The OFMF provides tools that interact with Redfish and Swordfish.  Redfish and Swordfish provide both a database and a set of methods to create a virtual mirror image of a physical set of fabrics.  It should be noted here that the OFMF can integrate, manipulate, monitor, and control multiple fabrics at the same time.  In addition, the OFMF is being designed to pick optimum options for fabrics.

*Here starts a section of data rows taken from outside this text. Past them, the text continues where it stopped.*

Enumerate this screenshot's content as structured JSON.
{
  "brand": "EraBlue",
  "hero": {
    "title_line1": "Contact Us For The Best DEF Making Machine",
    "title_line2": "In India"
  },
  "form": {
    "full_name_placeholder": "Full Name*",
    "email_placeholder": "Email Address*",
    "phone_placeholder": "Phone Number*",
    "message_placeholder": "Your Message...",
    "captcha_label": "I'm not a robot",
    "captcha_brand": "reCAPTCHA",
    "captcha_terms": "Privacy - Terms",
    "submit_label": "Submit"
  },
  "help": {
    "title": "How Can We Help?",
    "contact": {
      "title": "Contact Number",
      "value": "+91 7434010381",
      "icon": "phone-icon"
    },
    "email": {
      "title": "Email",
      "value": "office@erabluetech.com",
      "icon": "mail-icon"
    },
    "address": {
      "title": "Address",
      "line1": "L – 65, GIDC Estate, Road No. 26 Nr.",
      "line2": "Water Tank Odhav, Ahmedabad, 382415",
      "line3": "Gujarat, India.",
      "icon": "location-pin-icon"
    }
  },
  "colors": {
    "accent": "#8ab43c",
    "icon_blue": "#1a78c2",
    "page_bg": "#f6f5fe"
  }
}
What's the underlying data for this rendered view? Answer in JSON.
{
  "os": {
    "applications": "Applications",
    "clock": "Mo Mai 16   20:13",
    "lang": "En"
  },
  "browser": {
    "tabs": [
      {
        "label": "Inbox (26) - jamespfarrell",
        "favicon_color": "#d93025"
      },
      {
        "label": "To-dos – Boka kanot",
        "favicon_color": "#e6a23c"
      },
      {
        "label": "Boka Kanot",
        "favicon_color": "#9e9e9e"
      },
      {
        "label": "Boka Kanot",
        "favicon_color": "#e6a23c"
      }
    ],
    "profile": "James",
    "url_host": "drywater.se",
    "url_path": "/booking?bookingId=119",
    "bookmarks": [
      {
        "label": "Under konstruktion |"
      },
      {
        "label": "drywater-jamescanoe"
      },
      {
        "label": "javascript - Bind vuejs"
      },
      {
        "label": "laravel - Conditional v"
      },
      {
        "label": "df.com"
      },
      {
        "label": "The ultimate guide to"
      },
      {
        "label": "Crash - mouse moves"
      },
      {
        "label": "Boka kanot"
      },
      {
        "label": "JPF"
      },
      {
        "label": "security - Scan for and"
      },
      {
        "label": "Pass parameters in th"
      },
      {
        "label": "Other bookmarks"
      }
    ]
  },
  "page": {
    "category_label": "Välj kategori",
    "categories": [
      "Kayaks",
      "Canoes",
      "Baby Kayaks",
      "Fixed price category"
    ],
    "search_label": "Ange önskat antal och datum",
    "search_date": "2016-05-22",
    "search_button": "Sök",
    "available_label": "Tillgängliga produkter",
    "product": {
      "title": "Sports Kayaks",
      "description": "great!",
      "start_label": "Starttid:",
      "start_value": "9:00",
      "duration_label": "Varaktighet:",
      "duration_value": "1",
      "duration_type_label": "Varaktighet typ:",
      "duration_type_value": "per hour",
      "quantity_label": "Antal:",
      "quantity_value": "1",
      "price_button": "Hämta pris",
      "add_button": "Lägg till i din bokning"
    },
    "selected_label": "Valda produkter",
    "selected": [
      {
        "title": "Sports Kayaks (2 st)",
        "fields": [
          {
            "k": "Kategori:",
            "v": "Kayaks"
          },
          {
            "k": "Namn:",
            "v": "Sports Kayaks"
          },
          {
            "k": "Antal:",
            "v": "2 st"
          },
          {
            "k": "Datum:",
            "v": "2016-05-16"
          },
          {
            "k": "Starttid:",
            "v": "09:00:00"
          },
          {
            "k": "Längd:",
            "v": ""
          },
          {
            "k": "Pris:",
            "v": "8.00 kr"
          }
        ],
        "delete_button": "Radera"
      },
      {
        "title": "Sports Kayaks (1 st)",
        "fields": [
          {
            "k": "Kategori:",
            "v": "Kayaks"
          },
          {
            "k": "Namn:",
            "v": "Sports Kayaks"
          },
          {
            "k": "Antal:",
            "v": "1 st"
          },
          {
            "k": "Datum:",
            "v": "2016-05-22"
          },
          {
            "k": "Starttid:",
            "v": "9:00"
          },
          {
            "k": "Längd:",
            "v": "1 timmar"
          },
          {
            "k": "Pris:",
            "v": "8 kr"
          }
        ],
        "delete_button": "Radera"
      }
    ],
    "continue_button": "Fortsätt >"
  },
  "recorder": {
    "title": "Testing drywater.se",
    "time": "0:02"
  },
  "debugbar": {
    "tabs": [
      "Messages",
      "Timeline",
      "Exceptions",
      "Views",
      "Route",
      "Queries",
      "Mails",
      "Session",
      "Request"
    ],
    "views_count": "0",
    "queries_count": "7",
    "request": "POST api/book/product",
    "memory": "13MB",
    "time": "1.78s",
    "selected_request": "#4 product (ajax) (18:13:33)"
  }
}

A fabric model in the ‘Redfish domain’ can be modeled as a group of endpoints, resources, zones, and zones-of-zones.  An endpoint can be considered to be a destination, such as a server connected by a network card or a switch port.   A resource can be considered as a component that provides services to a fabric.  A zone can be considered to be a set of endpoints and resources that provide an integrated unit, such as a collection  of remote memory.  Finally, a zone-of-zones can be considered to be a unit or collection, of zones.

In the Redfish model there is no notion of physical separation.  Thus, a zone of memory, for instance, could be made up of 2 separate memory chunks that are routable to each other, yet are not located in the same endpoint.  The model above depicts only the logical resources, not the physical connections.  Redfish models the physical fabric topology by associating actual fabric ports and fabric links, as shown below:

Use Case Descriptions

Create a Connection to Fabric Attached Memory

  • In this Use Case, a client requests a fabric endpoint connection between a server and Fabric Attached Memory (FAM) with read/write permissions, no fabric encryption, while picking the connection with the lowest latency, highest bandwidth, and at least one redundant path in active/active mode.

K8s Cluster Create a Zone Use Case Description

  • In this Use Case, use a Redfish Composition to allocate a zone object to define a virtual, private network within a larger fabric.

Slurm Allocate a Batch Use Case Description

  • In this Use Case, use a Redfish Composition to interact with Slurm to define a zone of nodes within a larger fabric

Create a Fabric Attached Memory Block

  • Provide a memory attached block

Proof-of-Concept Using the Gen-Z Fabric

The Gen-Z Consortium, the OpenFabrics Alliance, the DMTF, and the Storage Network Industry Association (SNIA)  are planning to demonstrate key features of the new OFMF and in-band Gen-Z fabric management at the upcoming SC21 Supercomputing Conference in St. Louis, Missouri. 

The purpose of the proof-of-concept will be to allow a user to interface with a GUI to reach across a Gen-Z fabric and assemble combinations of Fabric Attached Memory.  The OFMF provides means for clients to interact with the fabric.  The clients consist of a User, a Fabric Attached Memory Manager, and a Composition Manager. 

The Gen-Z Subnet Manager, Zephyr, will be responsible for initializing fabric endpoints, switches, and switch ports of the underlying high-speed fabric.  The compute servers are running the Gen-Z local host services, Llamas, which will map Gen-Z resources bound to the servers by Zephyr and enable applications to access those resources.  On the left side of the drawing is the logical block diagram, with devices labeled per their Redfish logical representation.  Each memory module is connected by a cable to a switch port.  The following diagram is the Redfish bubble diagram of the fabric resources and their physical structures as initially discovered.  Clients of the OFMF can use the Redfish API to request logical connections (e.g. bindings) between the various systems (servers) and the memory resources, thus configuring individual systems using the dis-aggregated fabric resources.  The OFMF Services will update the Redfish fabric model and send the proper commands to the Gen-Z  fabric manager (Zephyr) to configure the actual fabric to match.